Monday, February 18, 2013

Tax Tips for Job Seekers

Illustration by Billy Frank Alexander
Whether you were employed or unemployed and looking  for a new job in 2012, there are several tax breaks that can be claimed on your income tax return. Jackson Hewitt Tax Service offers job seekers a few commonly overlooked deductions and credits that can increase your refund amount or lessen your tax burden.

"Landing a job can have its tax perks even before you get your first paycheck," explained Mark Steber, chief tax officer at Jackson Hewitt Tax Service Inc.

“If you are continuing your search in 2013, you can still apply your expenses from 2012 to your income tax return now," he continued. "The job search experience is different for everyone. A knowledgeable tax adviser can work with you to accurately claim all the deductions and credits that apply to your situation."

To help you get started, Jackson Hewitt offers a list of job search-related expenses you may be able to claim as itemized deductions on your federal income tax return: 

Preparing and sending your resume. You can deduct amounts you spend for preparing and sending copies of your resume to prospective employers, as long as you are looking for a new job in your present occupation. Resumé paper, printing costs, long-distance calls, faxes and postage, are all tax deductible. 

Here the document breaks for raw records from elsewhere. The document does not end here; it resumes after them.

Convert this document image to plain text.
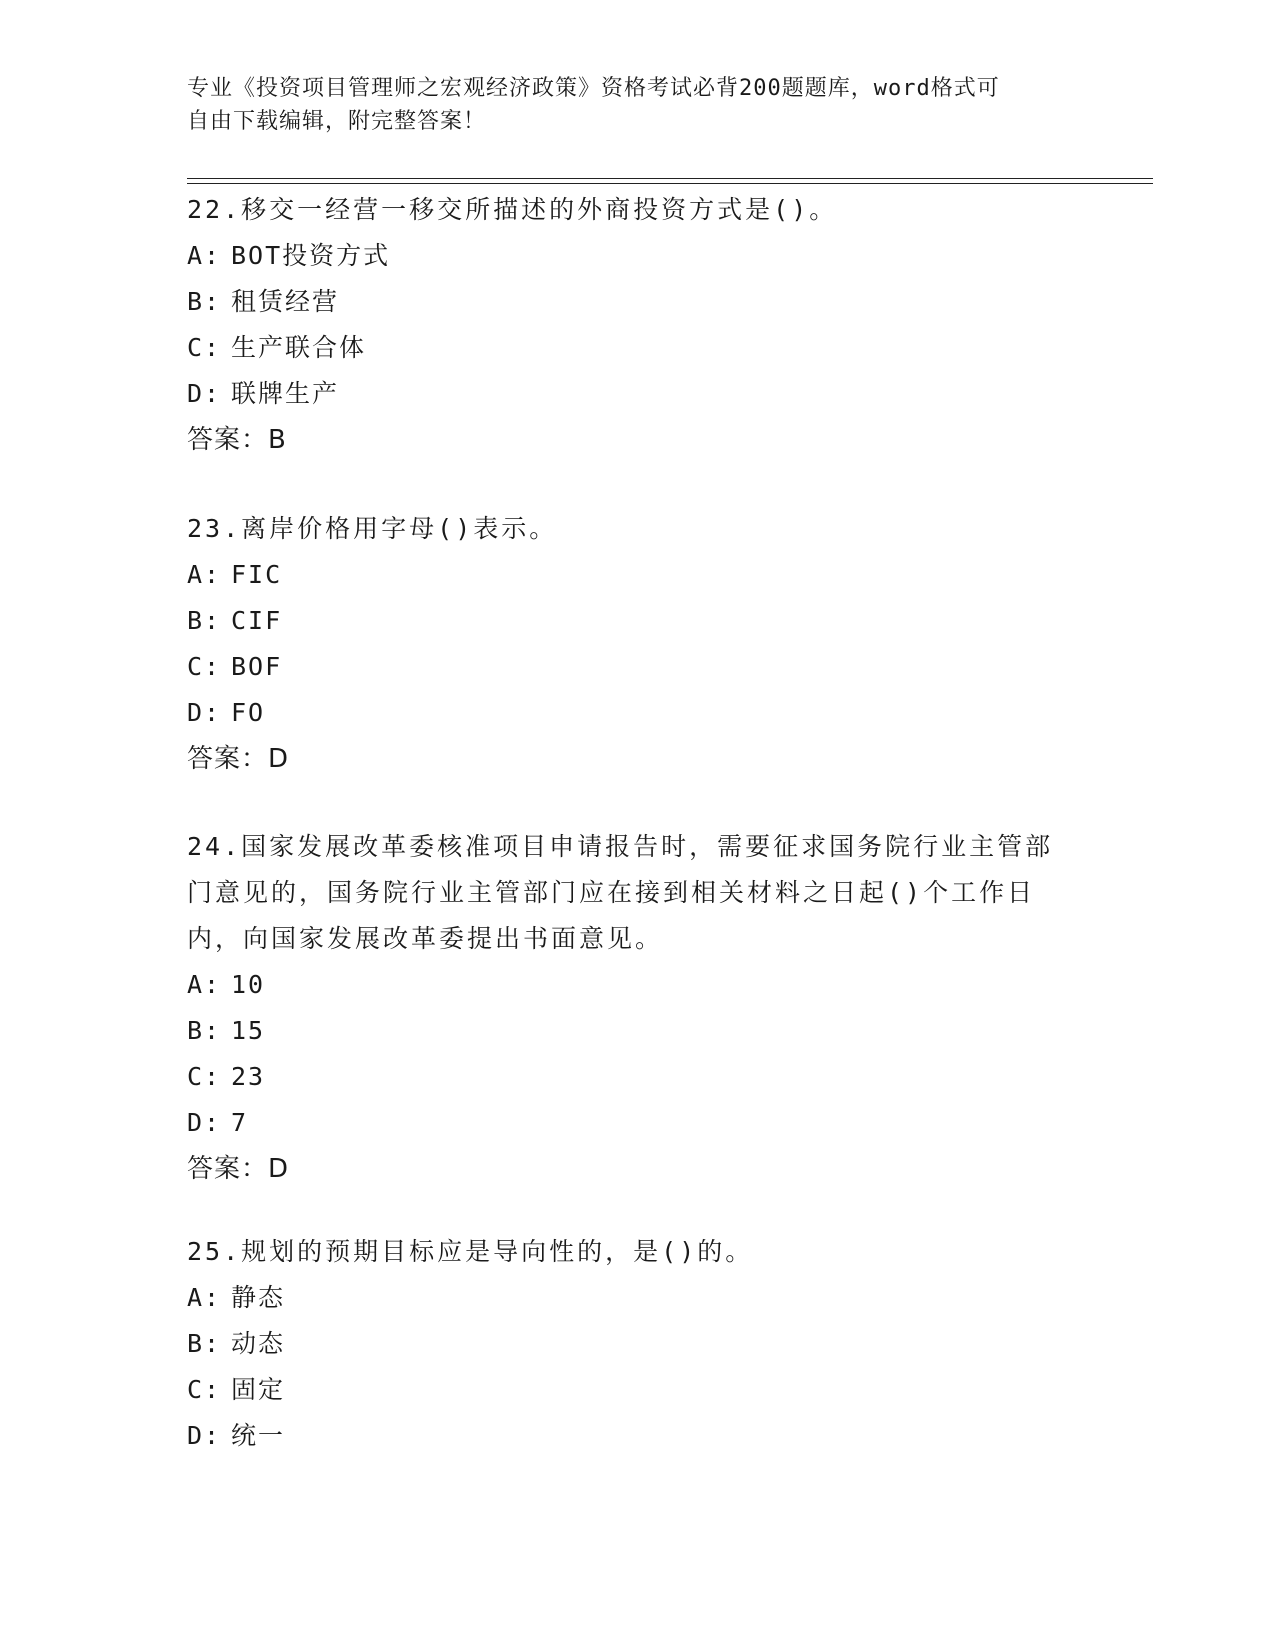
专业《投资项目管理师之宏观经济政策》资格考试必背200题题库，word格式可
自由下载编辑，附完整答案！
22.移交一经营一移交所描述的外商投资方式是()。
A: BOT投资方式
B: 租赁经营
C: 生产联合体
D: 联牌生产
答案：B
23.离岸价格用字母()表示。
A: FIC
B: CIF
C: BOF
D: FO
答案：D
24.国家发展改革委核准项目申请报告时，需要征求国务院行业主管部
门意见的，国务院行业主管部门应在接到相关材料之日起()个工作日
内，向国家发展改革委提出书面意见。
A: 10
B: 15
C: 23
D: 7
答案：D
25.规划的预期目标应是导向性的，是()的。
A: 静态
B: 动态
C: 固定
D: 统一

Employment agency fees. You can deduct employment / recruitment agency fees you pay while looking for a job in your present occupation. If your employer pays you back in a later year for employment agency fees, you must include the amount you receive in your gross income, up to the amount of your tax benefit in the earlier year.

Travel expenses. If you travel to an area to look for a new job in your present occupation, you may be able to deduct travel expenses to and from the area, including meal and lodging expenses. You can only deduct the travel expenses if the trip is primarily to look for a new job. The amount of time you spend on personal activity compared to the amount of time you spend looking for work is important in determining whether the trip is primarily personal or is primarily to look for a new job.

Moving expenses. If you secured a new job in 2012, but the position was more than 50 miles from your old job, you may be able to claim the expenses of moving yourself, your family, your pets and your household goods and personal vehicles. Moving expenses are a direct deduction against income on form 1040.

For unemployed job seekers, federal unemployment benefits, job severance payments, and debt forgiveness are considered taxable income.  Early withdrawals from your retirement plans are also taxable, even if you use those monies for job search-related expenses. Taxpayers under the age of 59 1/2 will also owe a 10%  penalty for early withdrawals, though there are a few exceptions, such as paying for medical insurance after the loss of your job.

These tax tips for job seekers are your Warrendale Tip of the Week.